Several conflicts updates to share, starting with two recent decisions noted by Bill Freivogel.
- 473440 Alberta Ltd. v. Lenaco Homes Masterbuilder Inc., 2016 ABQB 435 (CanLII)(Ct. Q.B. Alberta Aug. 31, 2016).
- This is a food fight among companies and individuals in the building business. Lawyer represents Defendants. Lawyer had previously done work for Plaintiffs on two other matters. Plaintiffs moved to disqualify Lawyer in this case. In this opinion the court disqualified Lawyer.
- The evidence was conflicting, but, on balance, the court believed that Lawyer would have learned things about Plaintiffs in the earlier matter that would have been relevant to the tasks in this matter. In our view, this was essentially an application of the 'playbook' rule, as it is known in the U.S.
- Fabick, Inc. v. FABCO Equip., Inc., 2016 WL 5718252 (W.D. Wis. Sept. 30, 2016).
- Lawyer at Law Firm had done some trademark work for Plaintiff. Lawyer remains “attorney of record” for the trademarks he had obtained. Lawyer also retained responsibility for maintaining the trademarks. In this trademark infringement case, Law Firm appeared for Defendant.
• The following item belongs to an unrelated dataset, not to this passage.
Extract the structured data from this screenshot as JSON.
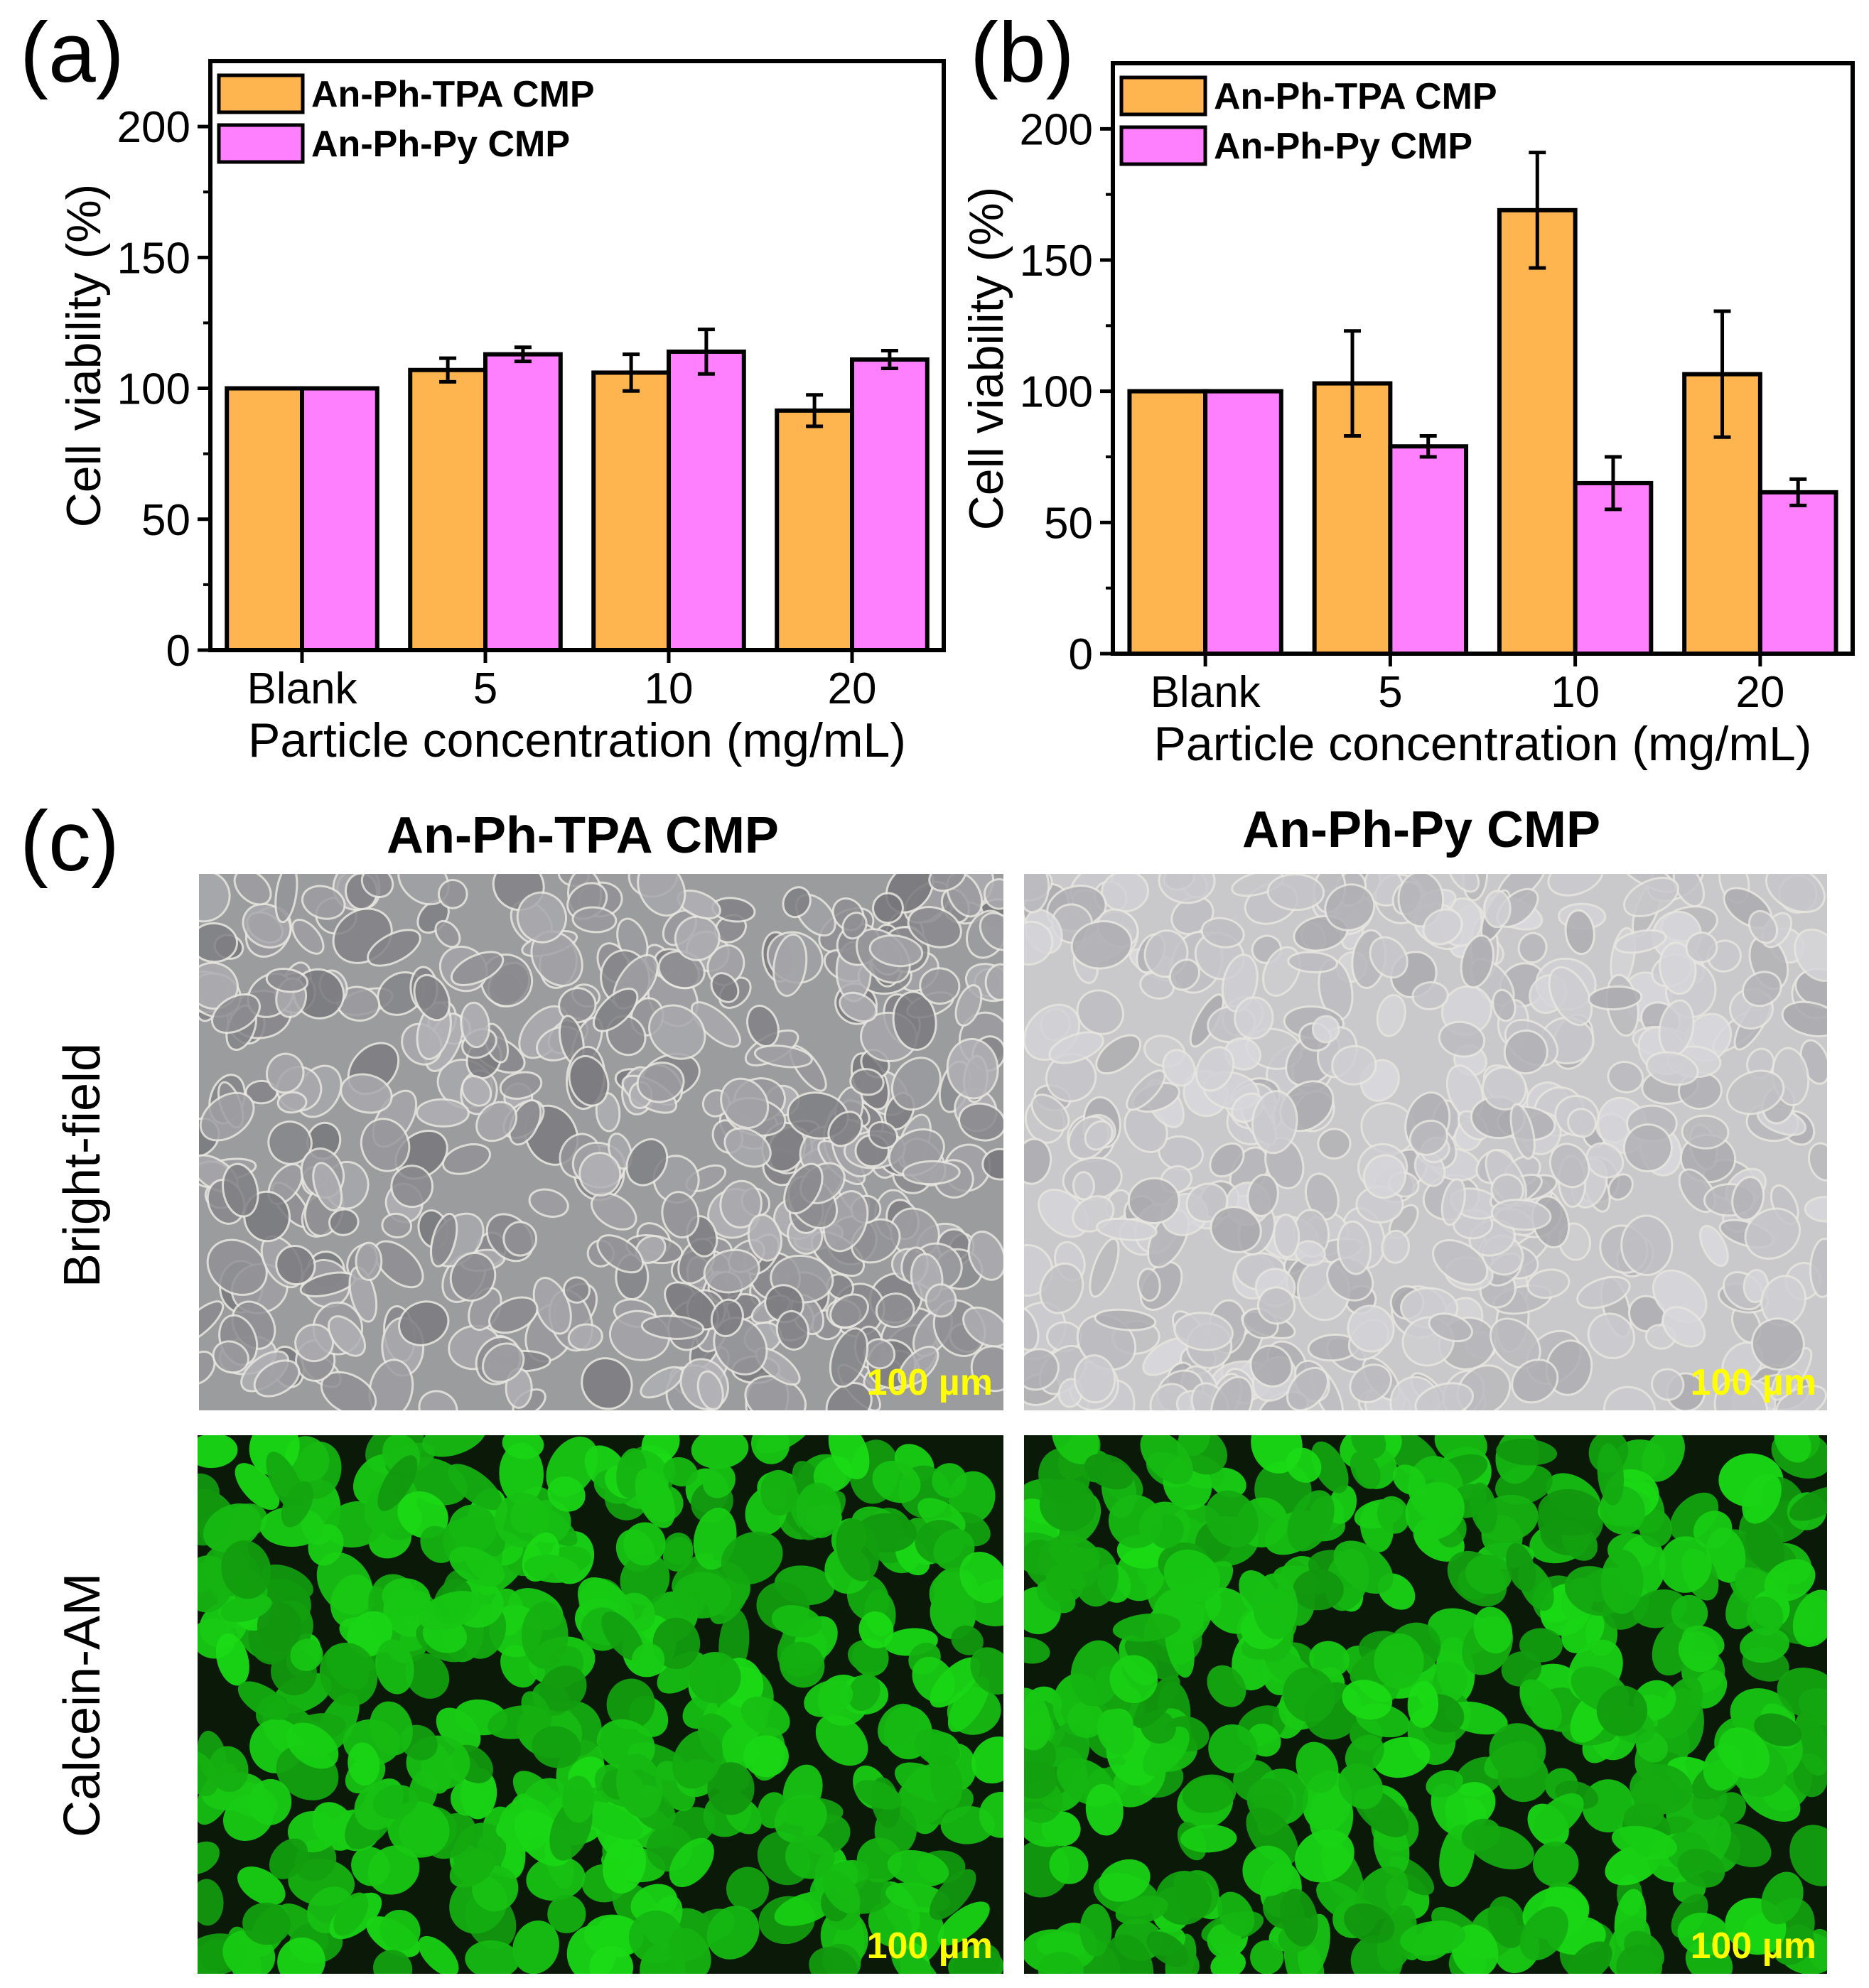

Plaintiff moved to disqualify Law Firm.
- Among other things, the court found that Lawyer’s continuing duty to maintain the trademarks makes Plaintiff a current client subject to Rule 1.7. Although screens are specifically provided for in former client situations only, the court allowed Law Firm to continue in this case provided it erect a screen between Lawyer and the lawyers working on this case.
- "When a law clerk or a law school graduate you hire has clerked for a firm representing a party adverse to your client, what happens? Is the student or newly-minted lawyer disqualified from working on your matter? Is your whole firm disqualified? Can you screen the clerk/former clerk and solve the problem? Two recent ethics opinions out of Texas and Ohio clarify the rules."
- "The new Texas ethics opinion applied the new comment and ruled that when a firm hires a new associate who worked as a clerk for the firm representing the opposing party, the former clerk is disqualified from working on the case at the new firm, but that the new firm can screen the clerk and avoid imputation of the clerk’s conflict. That sensible approach is good news for Texas firms and law clerks, and the comment is broadly aimed at other incoming non-lawyer employees, such as secretaries, too...Ohio’s Board of Professional Conduct issued similar advice earlier this summer."